Mr Johnson said research from UK financial software provider Dealogic shows the volume of M&A transactions globally reached AU$1.83 trillion in the first half of 2014, an increase of 41 per cent on the same time last year.
Appetite for domestic M&A is also increasing with Clayton Utz declaring in its Improved Levels of M&A Activity 2014 report that close to 80 per cent of last year’s deal volume has already been done so far this year.
Mr Johnson said this appetite has not yet extended to the M&A market in Asia, something he sees as a lost opportunity for Australian businesses.
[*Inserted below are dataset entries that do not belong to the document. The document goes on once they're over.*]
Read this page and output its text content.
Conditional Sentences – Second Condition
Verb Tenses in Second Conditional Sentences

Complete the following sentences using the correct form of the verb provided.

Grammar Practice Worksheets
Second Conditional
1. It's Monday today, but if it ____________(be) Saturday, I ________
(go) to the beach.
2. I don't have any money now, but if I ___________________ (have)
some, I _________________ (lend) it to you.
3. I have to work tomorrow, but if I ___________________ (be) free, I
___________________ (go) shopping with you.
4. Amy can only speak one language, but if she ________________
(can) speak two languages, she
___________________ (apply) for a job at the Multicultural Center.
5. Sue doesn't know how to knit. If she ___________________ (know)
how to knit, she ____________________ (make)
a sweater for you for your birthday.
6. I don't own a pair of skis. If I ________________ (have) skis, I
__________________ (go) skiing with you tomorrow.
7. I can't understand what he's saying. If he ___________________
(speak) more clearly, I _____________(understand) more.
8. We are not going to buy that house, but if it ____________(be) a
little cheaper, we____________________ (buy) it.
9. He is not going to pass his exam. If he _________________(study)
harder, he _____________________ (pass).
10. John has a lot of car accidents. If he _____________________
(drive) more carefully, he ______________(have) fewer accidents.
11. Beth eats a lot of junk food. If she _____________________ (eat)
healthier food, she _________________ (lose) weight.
“Australian companies, generally not aggressive in M&A transactions, have focused on core activities since the GFC. Research by Bureau van Dijk reports only 20 per cent of all cross-border M&A deals by Australian companies were in Asian nations. When assessing the value of these deals, the numbers drop to 13 per cent of deal value,” he said.
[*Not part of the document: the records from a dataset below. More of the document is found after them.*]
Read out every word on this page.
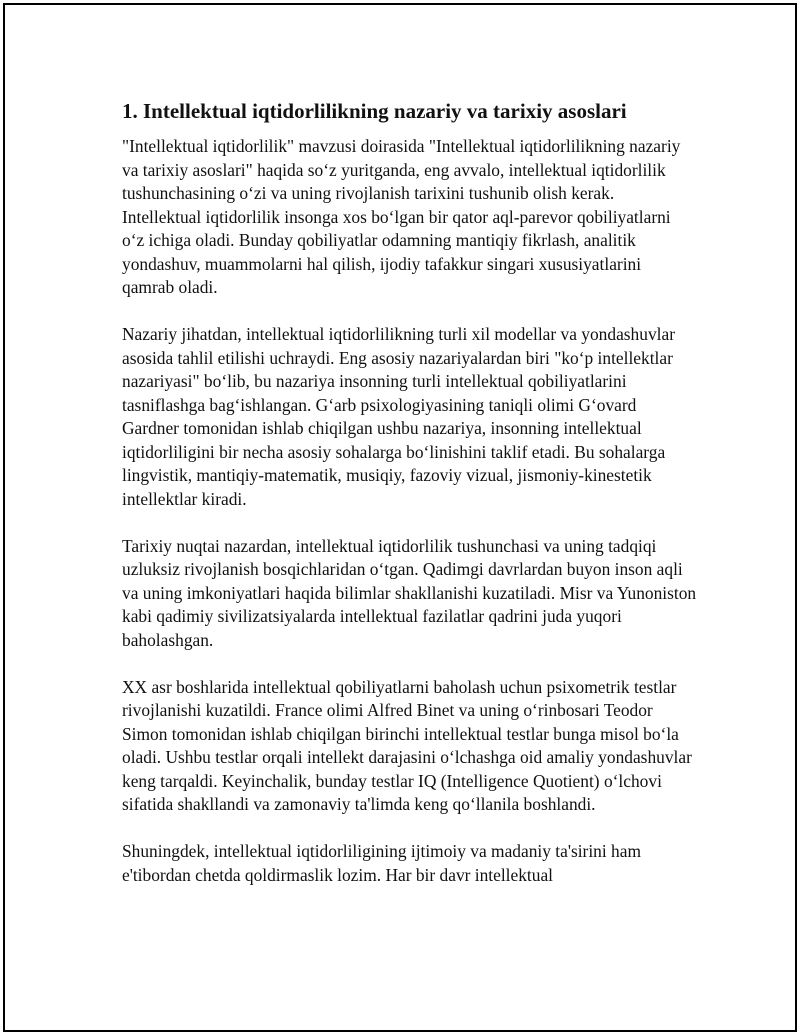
1. Intellektual iqtidorlilikning nazariy va tarixiy asoslari

"Intellektual iqtidorlilik" mavzusi doirasida "Intellektual iqtidorlilikning nazariy va tarixiy asoslari" haqida so‘z yuritganda, eng avvalo, intellektual iqtidorlilik tushunchasining o‘zi va uning rivojlanish tarixini tushunib olish kerak. Intellektual iqtidorlilik insonga xos bo‘lgan bir qator aql-parevor qobiliyatlarni o‘z ichiga oladi. Bunday qobiliyatlar odamning mantiqiy fikrlash, analitik yondashuv, muammolarni hal qilish, ijodiy tafakkur singari xususiyatlarini qamrab oladi.

Nazariy jihatdan, intellektual iqtidorlilikning turli xil modellar va yondashuvlar asosida tahlil etilishi uchraydi. Eng asosiy nazariyalardan biri "ko‘p intellektlar nazariyasi" bo‘lib, bu nazariya insonning turli intellektual qobiliyatlarini tasniflashga bag‘ishlangan. G‘arb psixologiyasining taniqli olimi G‘ovard Gardner tomonidan ishlab chiqilgan ushbu nazariya, insonning intellektual iqtidorliligini bir necha asosiy sohalarga bo‘linishini taklif etadi. Bu sohalarga lingvistik, mantiqiy-matematik, musiqiy, fazoviy vizual, jismoniy-kinestetik intellektlar kiradi.

Tarixiy nuqtai nazardan, intellektual iqtidorlilik tushunchasi va uning tadqiqi uzluksiz rivojlanish bosqichlaridan o‘tgan. Qadimgi davrlardan buyon inson aqli va uning imkoniyatlari haqida bilimlar shakllanishi kuzatiladi. Misr va Yunoniston kabi qadimiy sivilizatsiyalarda intellektual fazilatlar qadrini juda yuqori baholashgan.

XX asr boshlarida intellektual qobiliyatlarni baholash uchun psixometrik testlar rivojlanishi kuzatildi. France olimi Alfred Binet va uning o‘rinbosari Teodor Simon tomonidan ishlab chiqilgan birinchi intellektual testlar bunga misol bo‘la oladi. Ushbu testlar orqali intellekt darajasini o‘lchashga oid amaliy yondashuvlar keng tarqaldi. Keyinchalik, bunday testlar IQ (Intelligence Quotient) o‘lchovi sifatida shakllandi va zamonaviy ta'limda keng qo‘llanila boshlandi.

Shuningdek, intellektual iqtidorliligining ijtimoiy va madaniy ta'sirini ham e'tibordan chetda qoldirmaslik lozim. Har bir davr intellektual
“There are plenty of M&A opportunities for Australian companies in Asia. Besides retail, food, manufacturing and human capital (professional services, engineers, research health), another key area is financial services, a sector in which Australia has a distinct advantage given our stable financial system.”
“Australian companies are gradually entering the M&A market with QBE Insurance acquiring Hong Kong-based Hang Seng General Insurance for $200 million in 2012, and Seek’s $523 million acquisition of Malaysian company JobStreet earlier this year.”
“With many Asian countries open to Australian companies entering their market, it makes good sense for more Australian businesses to embark on M&A strategies in Asia. Whatever the reason for Australia business’s slow uptake, it’s clear they need to catch up in the M&A space in Asia,” Mr Johnson said.